Construction of a stable porous composite with tunable graphene oxide in Ce-based-MOFs for enhanced solar-photocatalytic degradation of sulfamethoxazole in water

Pharmaceutically active compounds (PhACs) are ubiquitously detected in water matrices, arousing growing concern. Effective abatement of these toxic environmental contaminants is challenging but of great importance. Ce-based MOFs have been considered novel metal–organic framework (MOFs)-based photocatalysts in water treatment. However, limited light absorption ability, fast recombination of photogenerated carriers, and water stability limited the further application. Here, the UiO-66 (Ce) was successfully constructed onto the surface of a series of graphene oxide (GO) (1 mg ∼ 7.5 mg) in situ. GO with oxygen-containing functional groups (OCFGs) increased the adsorption (∼45 %) of the trace amount of sulfamethoxazole (SMX) (200 μg/L) over the interfaces and enhanced the degradation efficiency of SMX. The composite with the optimal ratio (GO@ UiO-66 (Ce)-5) significantly increased the charge separation ability and produced a large number of reactive oxygen species (ROS). •O₂^– was proved to be the major driving reactive substance for SMX degradation with the calculated steady-state concentration of 2.5 × 10^-9 M (∼1.37 times higher with bubbled oxygen), which is much higher than that of detected •OH (1.62 × 10^-14). Major operational parameters including dissolved oxygen, initial solution pH, and catalyst dosages were investigated systematically.
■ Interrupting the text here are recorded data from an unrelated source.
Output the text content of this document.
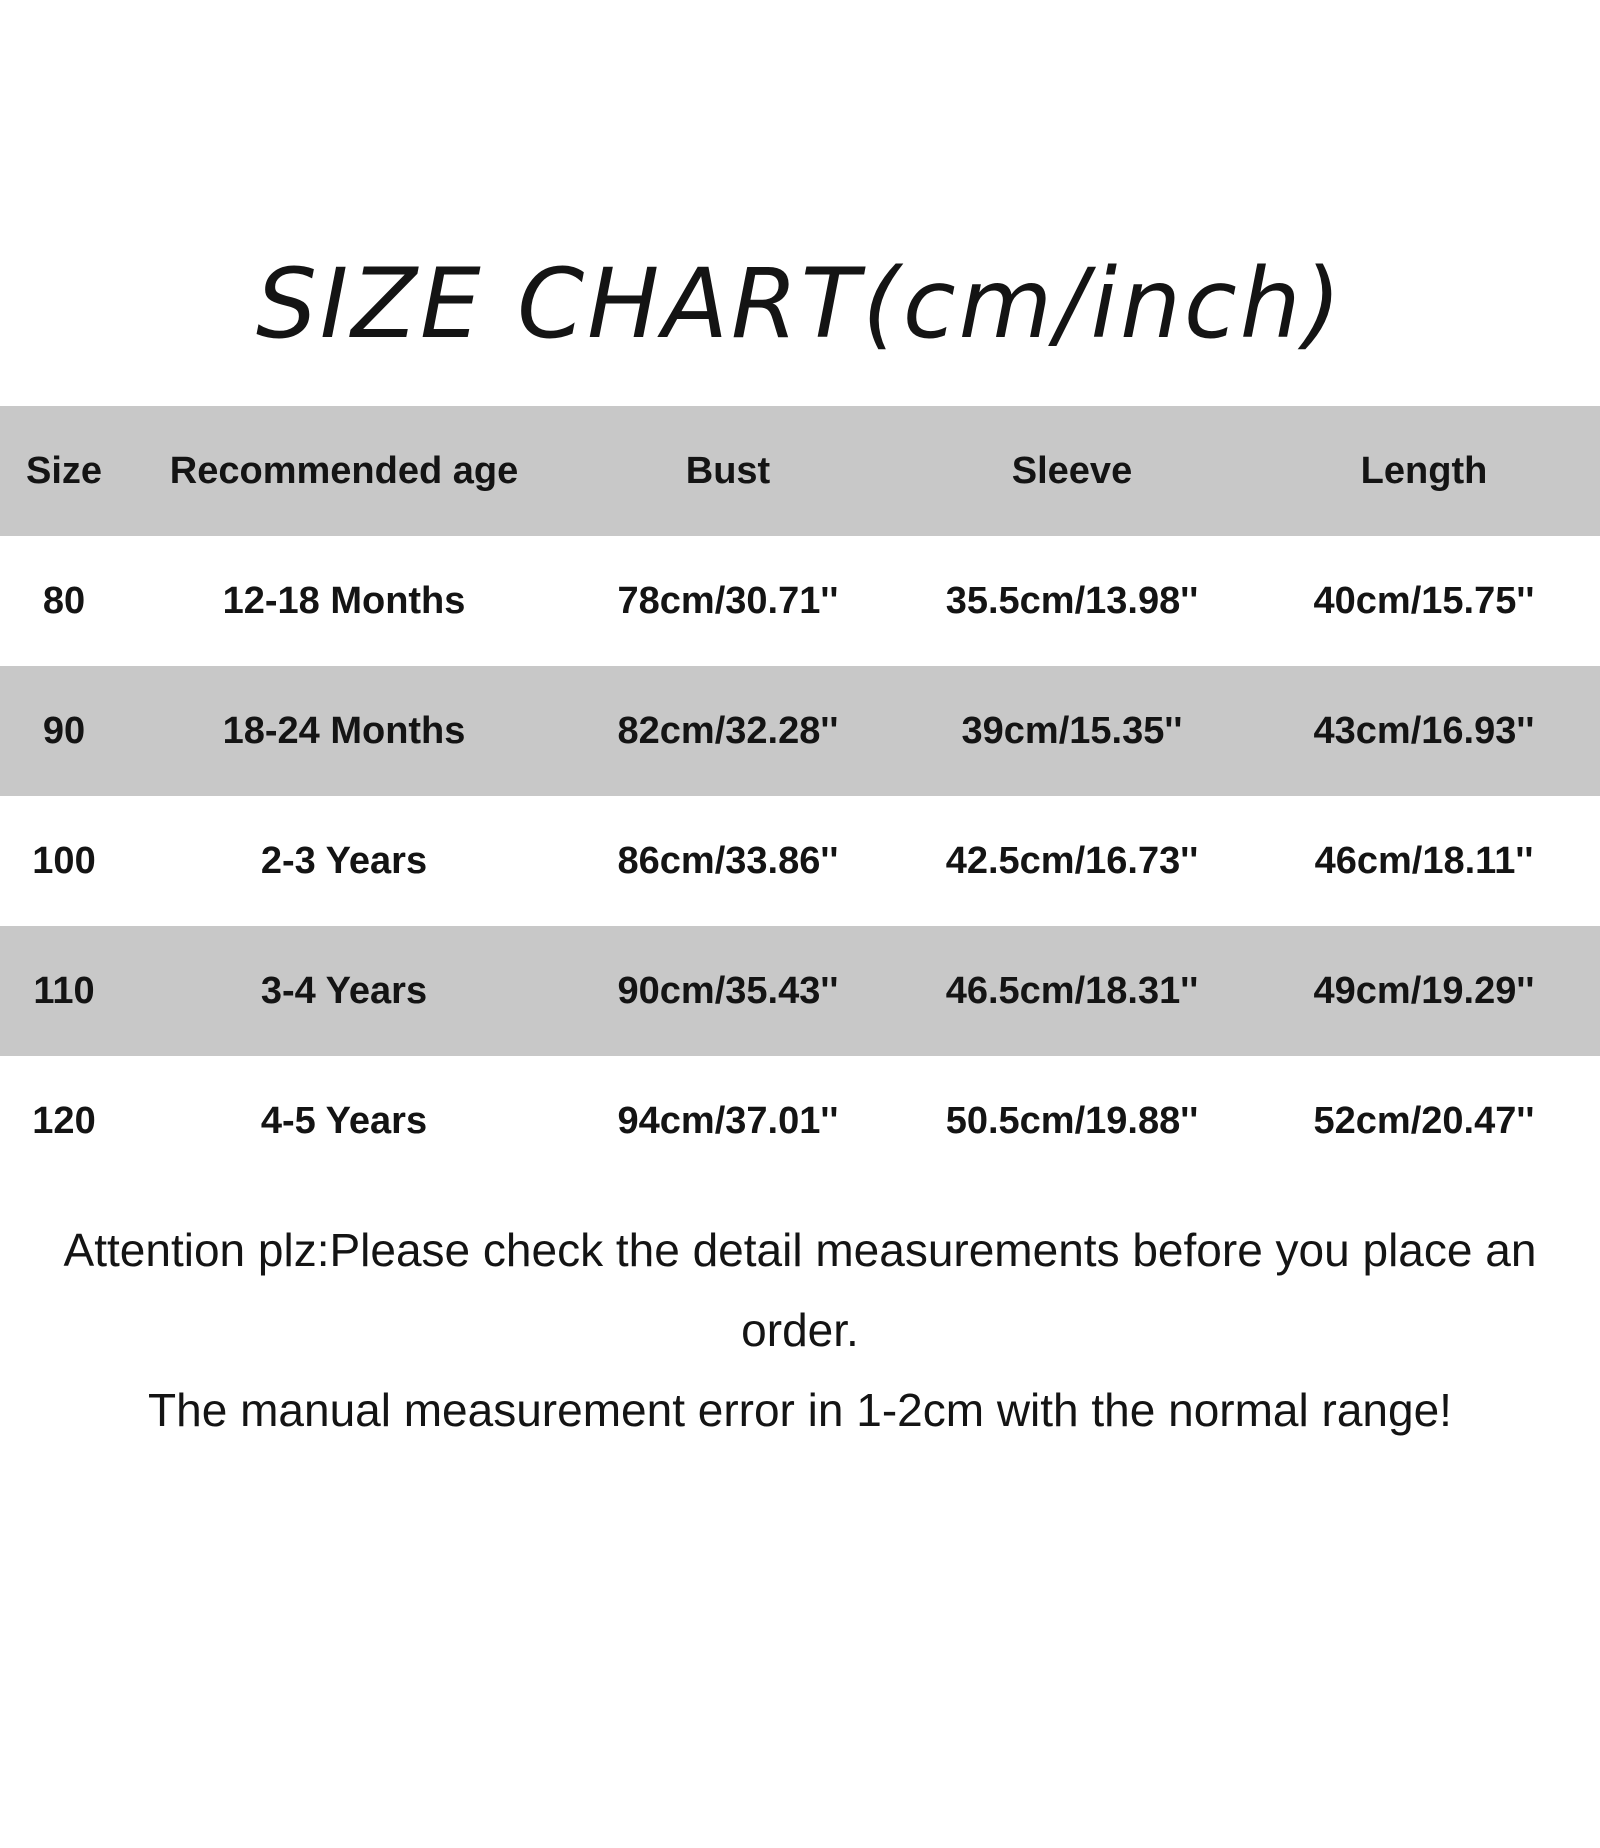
SIZE CHART(cm/inch)
Size	Recommended age	Bust	Sleeve	Length
80	12-18 Months	78cm/30.71''	35.5cm/13.98''	40cm/15.75''
90	18-24 Months	82cm/32.28''	39cm/15.35''	43cm/16.93''
100	2-3 Years	86cm/33.86''	42.5cm/16.73''	46cm/18.11''
110	3-4 Years	90cm/35.43''	46.5cm/18.31''	49cm/19.29''
120	4-5 Years	94cm/37.01''	50.5cm/19.88''	52cm/20.47''
Attention plz:Please check the detail measurements before you place an order.
The manual measurement error in 1-2cm with the normal range!
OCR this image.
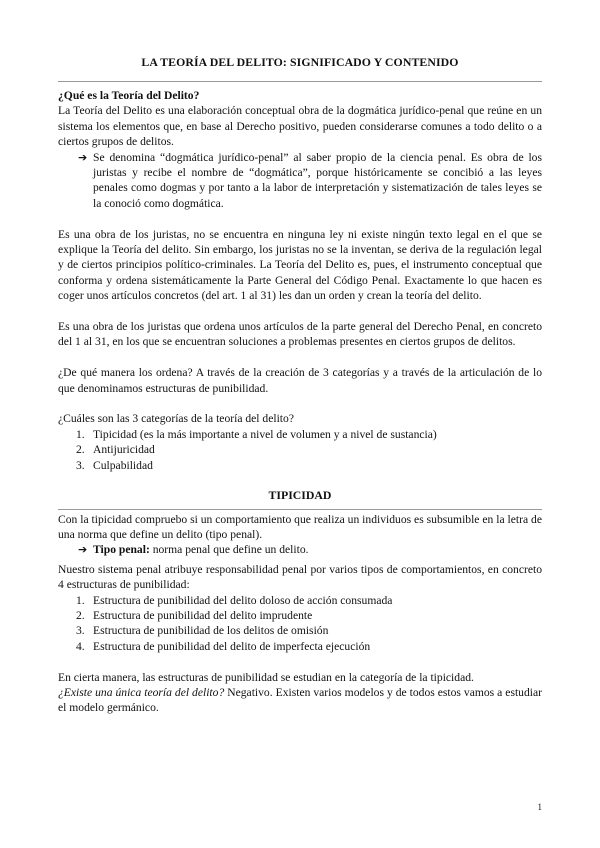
LA TEORÍA DEL DELITO: SIGNIFICADO Y CONTENIDO

¿Qué es la Teoría del Delito?

La Teoría del Delito es una elaboración conceptual obra de la dogmática jurídico-penal que reúne en un sistema los elementos que, en base al Derecho positivo, pueden considerarse comunes a todo delito o a ciertos grupos de delitos.

➔ Se denomina “dogmática jurídico-penal” al saber propio de la ciencia penal. Es obra de los juristas y recibe el nombre de “dogmática”, porque históricamente se concibió a las leyes penales como dogmas y por tanto a la labor de interpretación y sistematización de tales leyes se la conoció como dogmática.

Es una obra de los juristas, no se encuentra en ninguna ley ni existe ningún texto legal en el que se explique la Teoría del delito. Sin embargo, los juristas no se la inventan, se deriva de la regulación legal y de ciertos principios político-criminales. La Teoría del Delito es, pues, el instrumento conceptual que conforma y ordena sistemáticamente la Parte General del Código Penal. Exactamente lo que hacen es coger unos artículos concretos (del art. 1 al 31) les dan un orden y crean la teoría del delito.

Es una obra de los juristas que ordena unos artículos de la parte general del Derecho Penal, en concreto del 1 al 31, en los que se encuentran soluciones a problemas presentes en ciertos grupos de delitos.

¿De qué manera los ordena? A través de la creación de 3 categorías y a través de la articulación de lo que denominamos estructuras de punibilidad.

¿Cuáles son las 3 categorías de la teoría del delito?

1. Tipicidad (es la más importante a nivel de volumen y a nivel de sustancia)
2. Antijuricidad
3. Culpabilidad

TIPICIDAD

Con la tipicidad compruebo si un comportamiento que realiza un individuos es subsumible en la letra de una norma que define un delito (tipo penal).

➔ Tipo penal: norma penal que define un delito.

Nuestro sistema penal atribuye responsabilidad penal por varios tipos de comportamientos, en concreto 4 estructuras de punibilidad:

1. Estructura de punibilidad del delito doloso de acción consumada
2. Estructura de punibilidad del delito imprudente
3. Estructura de punibilidad de los delitos de omisión
4. Estructura de punibilidad del delito de imperfecta ejecución

En cierta manera, las estructuras de punibilidad se estudian en la categoría de la tipicidad.

¿Existe una única teoría del delito? Negativo. Existen varios modelos y de todos estos vamos a estudiar el modelo germánico.

1
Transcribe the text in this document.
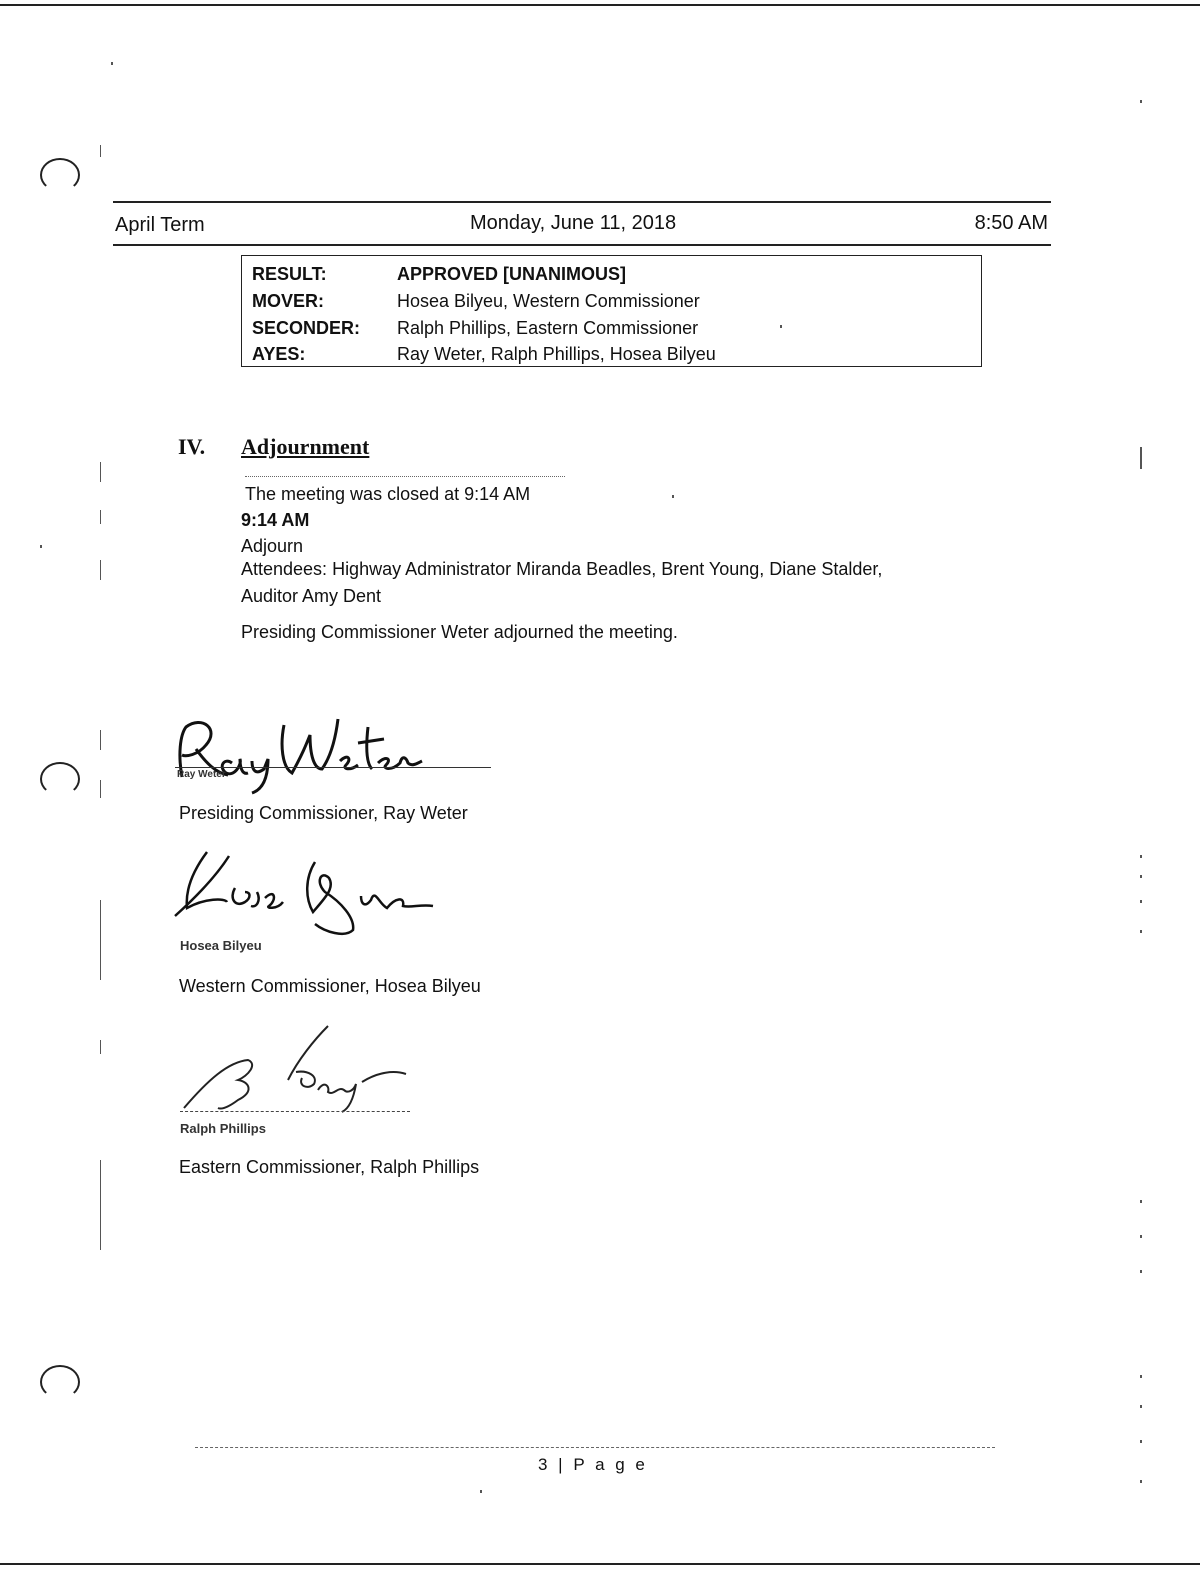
April Term	Monday, June 11, 2018	8:50 AM
RESULT:	APPROVED [UNANIMOUS]
MOVER:	Hosea Bilyeu, Western Commissioner
SECONDER: Ralph Phillips, Eastern Commissioner
AYES:	Ray Weter, Ralph Phillips, Hosea Bilyeu
IV. Adjournment
The meeting was closed at 9:14 AM
9:14 AM
Adjourn
Attendees: Highway Administrator Miranda Beadles, Brent Young, Diane Stalder,
Auditor Amy Dent
Presiding Commissioner Weter adjourned the meeting.
Ray Weter
Presiding Commissioner, Ray Weter
Hosea Bilyeu
Western Commissioner, Hosea Bilyeu
Ralph Phillips
Eastern Commissioner, Ralph Phillips
3 | P a g e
Several intermediates were identified by high-performance liquid chromatography coupled with triple quadrupole mass spectrometry (HPLC-MS/MS). By choosing the strategy, MOFs were closely bonded to the surface of the GO matrix, making the leakage of Ce ions inhibited obviously (∼3 times) in the water treatment process. This study offers useful guidance for improving the performance of existing photocatalytic materials for PhACs removal.